After her arm was discovered, checks were carried out at hospitals yet there were no records of any female being treated for arm amputation injuries, and medical experts suggested it was unlikely she would survive such an injury without treatment.
And despite huge advances in technology in investigating crimes, world-renowned forensic expert Professor Dave Barclay said the may well still go unsolved today.
Professor Barclay, who was a senior lecturer at Robert Gordon University and, up until retiring in 2006, was head of physical evidence at what was then called National Crime Faculty, said: “I think we’d be very, very lucky to detect that case now, unless you could track her on CCTV with somebody.
“That would be fine, you could maybe get a suspect from that.
“Of course there would be lots and lots of evidence where she was actually killed and where she was dismembered, if she was indeed dismembered.
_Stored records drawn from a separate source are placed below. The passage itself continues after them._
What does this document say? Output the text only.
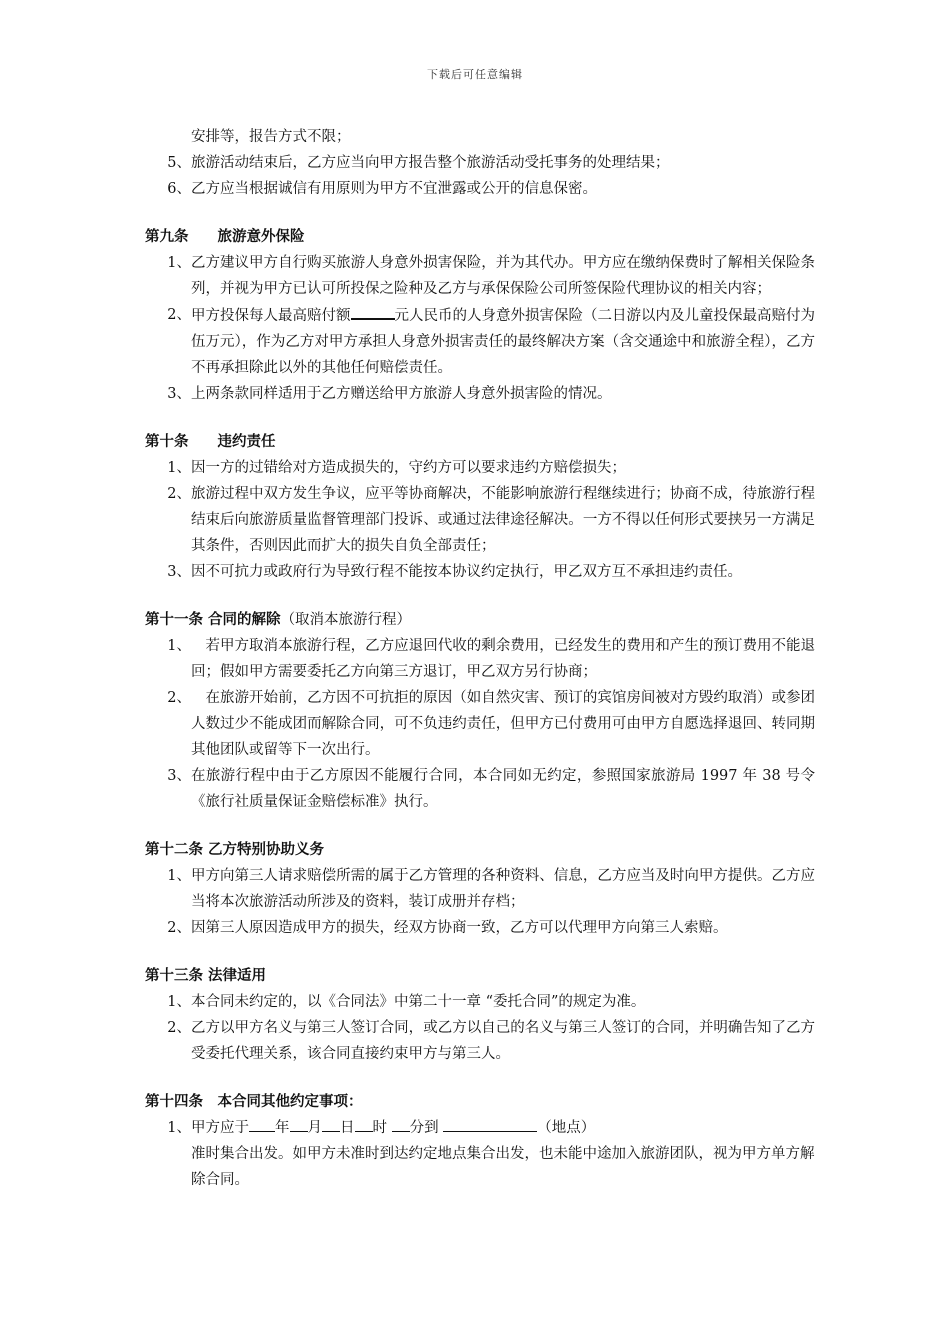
下载后可任意编辑
安排等，报告方式不限；
5、 旅游活动结束后，乙方应当向甲方报告整个旅游活动受托事务的处理结果；
6、 乙方应当根据诚信有用原则为甲方不宜泄露或公开的信息保密。
第九条　　旅游意外保险
1、 乙方建议甲方自行购买旅游人身意外损害保险，并为其代办。甲方应在缴纳保费时了解相关保险条列，并视为甲方已认可所投保之险种及乙方与承保保险公司所签保险代理协议的相关内容；
2、 甲方投保每人最高赔付额	元人民币的人身意外损害保险（二日游以内及儿童投保最高赔付为伍万元），作为乙方对甲方承担人身意外损害责任的最终解决方案（含交通途中和旅游全程），乙方不再承担除此以外的其他任何赔偿责任。
3、 上两条款同样适用于乙方赠送给甲方旅游人身意外损害险的情况。
第十条　　违约责任
1、 因一方的过错给对方造成损失的，守约方可以要求违约方赔偿损失；
2、 旅游过程中双方发生争议，应平等协商解决，不能影响旅游行程继续进行；协商不成，待旅游行程结束后向旅游质量监督管理部门投诉、或通过法律途径解决。一方不得以任何形式要挟另一方满足其条件，否则因此而扩大的损失自负全部责任；
3、 因不可抗力或政府行为导致行程不能按本协议约定执行，甲乙双方互不承担违约责任。
第十一条 合同的解除（取消本旅游行程）
1、 　若甲方取消本旅游行程，乙方应退回代收的剩余费用，已经发生的费用和产生的预订费用不能退回；假如甲方需要委托乙方向第三方退订，甲乙双方另行协商；
2、 　在旅游开始前，乙方因不可抗拒的原因（如自然灾害、预订的宾馆房间被对方毁约取消）或参团人数过少不能成团而解除合同，可不负违约责任，但甲方已付费用可由甲方自愿选择退回、转同期其他团队或留等下一次出行。
3、 在旅游行程中由于乙方原因不能履行合同，本合同如无约定，参照国家旅游局 1997 年 38 号令《旅行社质量保证金赔偿标准》执行。
第十二条 乙方特别协助义务
1、 甲方向第三人请求赔偿所需的属于乙方管理的各种资料、信息，乙方应当及时向甲方提供。乙方应当将本次旅游活动所涉及的资料，装订成册并存档；
2、 因第三人原因造成甲方的损失，经双方协商一致，乙方可以代理甲方向第三人索赔。
第十三条 法律适用
1、 本合同未约定的，以《合同法》中第二十一章 “委托合同”的规定为准。
2、 乙方以甲方名义与第三人签订合同，或乙方以自己的名义与第三人签订的合同，并明确告知了乙方受委托代理关系，该合同直接约束甲方与第三人。
第十四条　本合同其他约定事项：
1、 甲方应于 年 月 日 时 分到	（地点）
准时集合出发。如甲方未准时到达约定地点集合出发，也未能中途加入旅游团队，视为甲方单方解除合同。
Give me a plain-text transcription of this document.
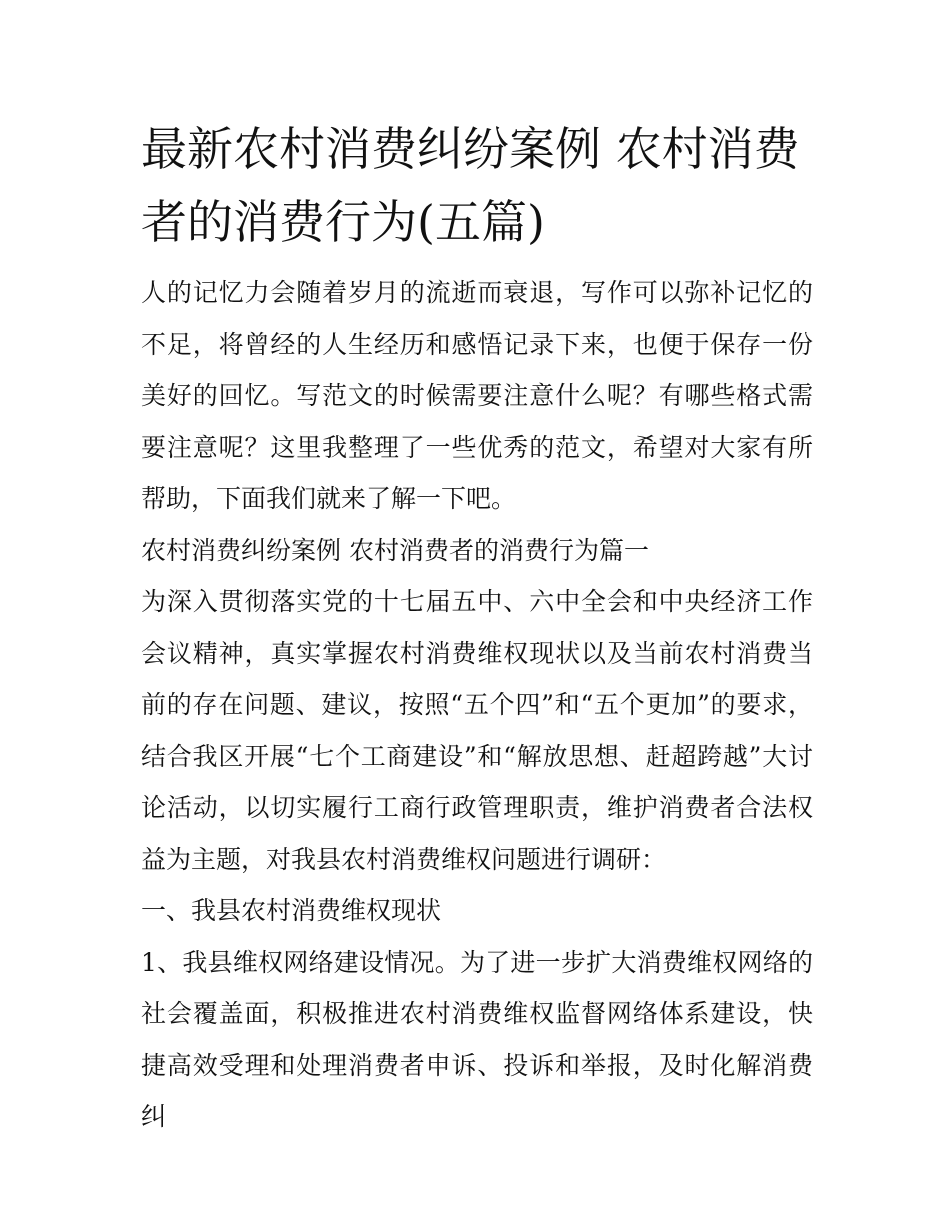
最新农村消费纠纷案例 农村消费者的消费行为(五篇)

人的记忆力会随着岁月的流逝而衰退，写作可以弥补记忆的不足，将曾经的人生经历和感悟记录下来，也便于保存一份美好的回忆。写范文的时候需要注意什么呢？有哪些格式需要注意呢？这里我整理了一些优秀的范文，希望对大家有所帮助，下面我们就来了解一下吧。

农村消费纠纷案例 农村消费者的消费行为篇一

为深入贯彻落实党的十七届五中、六中全会和中央经济工作会议精神，真实掌握农村消费维权现状以及当前农村消费当前的存在问题、建议，按照“五个四”和“五个更加”的要求，结合我区开展“七个工商建设”和“解放思想、赶超跨越”大讨论活动，以切实履行工商行政管理职责，维护消费者合法权益为主题，对我县农村消费维权问题进行调研：

一、我县农村消费维权现状

1、我县维权网络建设情况。为了进一步扩大消费维权网络的社会覆盖面，积极推进农村消费维权监督网络体系建设，快捷高效受理和处理消费者申诉、投诉和举报，及时化解消费纠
I’m very cynical about that. Maybe her arm has just been cut off, not accidentally, but that was all that happened, and after that they gave up so the rest of her body would have been somewhere else.
“But if that happened they didn’t need to throw the arm away. They might as well have kept it with the body.
“It’s a very difficult one to solve.”
DNA was not utilised until almost half a century later, but Professor Barclay said, if the case were to happen today, that’s something which may have been a useful tool in piecing together the jigsaw.
He said: “There could be contact DNA on the arm where somebody’s held it to try and saw it in half, but that would be destroyed being in water for 24 hours so the new techniques are not likely to be helpful.
“The only thing I can think of is that if she’d scratched the person while she was still alive she might have had their DNA under her fingernails and that just might survive. I’ve known other cases where it’s survived after immersion in water.
“That would be something you could possibly have used, but it was 40 years too soon.”
The forensic expert, who is on the advisory board of the International Homicide Investigators Association, an organisation funded by the US Government, said police approaches to crimes had changed over the years, and the case would be looked at differently now.
He said:Â “The police tended to latch on to a suspect and then assemble evidence against them until they thought they’d got enough to convict them.
“And if they didn’t they would pick another suspect.
“Nowadays we do it by a process of elimination. In the case of say a girl who’s been raped and murdered on the docks you would say the first pool is every male who was in Aberdeen that night.
“After that maybe you get a partial DNA profile, so it’s everybody who matches what you managed to get, or if you’re sure the person is over six foot tall, you’d eliminate all the people that aren’t six foot tall.
“You don’t know who’s committed the crime until that final person who fails to be eliminated.
“That’s far safer. That’s the way we do it all over the UK now and in many countries all over the world.
“We’d be thinking differently these days, but I don’t think very much more would have happened than happened then. It would have been very difficult to detect that case.
“If we didn’t identify where she was cut up, and didn’t find the body, it’s almost impossible.”